Our workplace analytics help summarize where most events are taking place. If huddle rooms are booked most frequently, is this because your office has more spaces built to this standard? Or because this space standard best suits the work taking place? Dive deeper into the most frequently used spaces to help answer this question.
When spaces host a majority of recurring events, it makes it harder for folks to find time to schedule new events in those spaces and may lead to superficial feelings of overuse. Before adding new spaces, take a look at the recurring events on the schedule. Are all of these events still active or can some be removed to free up space?
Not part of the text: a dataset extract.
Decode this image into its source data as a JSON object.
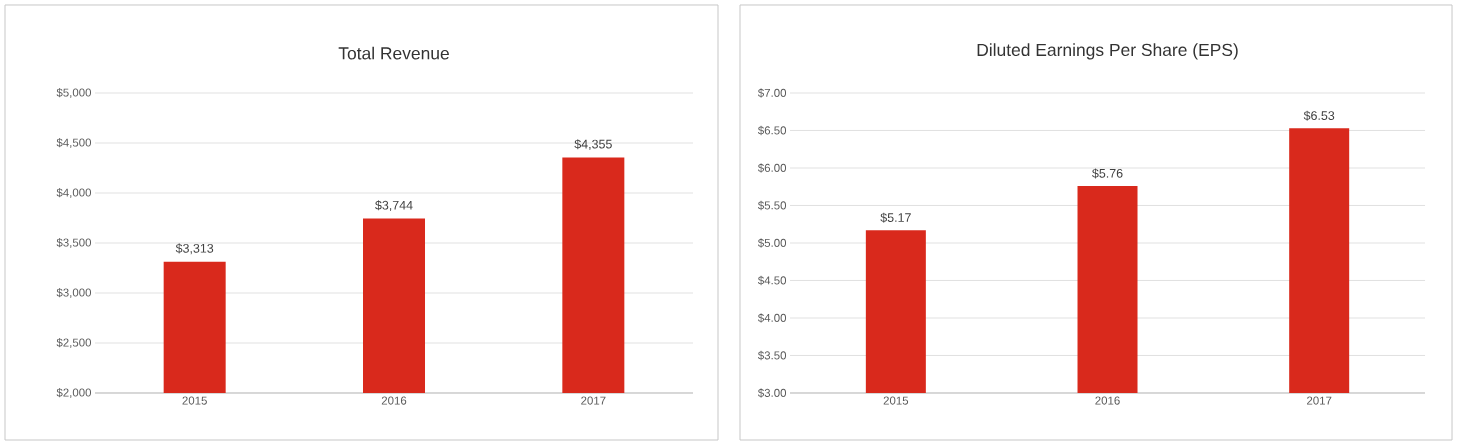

Having time available for ad hoc events meetings gives your office the flexibility to meet the demands of today's fast-paced business needs.
5. Recaptured time: How much space can your office save?
Typically, about 20% of meeting room reservations will be abandoned. While colleagues constantly complain about meeting room availability, facilities sometimes swear there’s enough space and that disconnect can have costly effects.
Abandoned meetings happen for multiple reasons but we see it most often when multiple spaces are added to an event and go unused or when folks cancel or reschedule an event without updating the room reservation. Calendar systems like Google and Outlook have no way of preventing these types of issues.
Instead of leaving those spaces unavailable to the rest of the office, Robin releases them from the calendar for others to grab. Our recaptured time quantifies how room displays help manage the schedule of meeting bookable spaces in your office. Offices with flexible schedules and high numbers of ad hoc events typically see higher rates of recaptured time than offices where most events are planned in advance. Not only do companies save on money and square feet, but the recapture tool immediately makes the office feel bigger than before.
So, how do you plan on measuring how well your office works for your employees moving forward? We revamped our workplace analytics to arm you with the information you need to make actionable decisions. Understanding how people currently use space and areas of improvement isn’t just a nice-to-have, it’s a must have in order to retain talent, prevent office space utilization issues, and avoid an expensive office move before it’s truly necessary.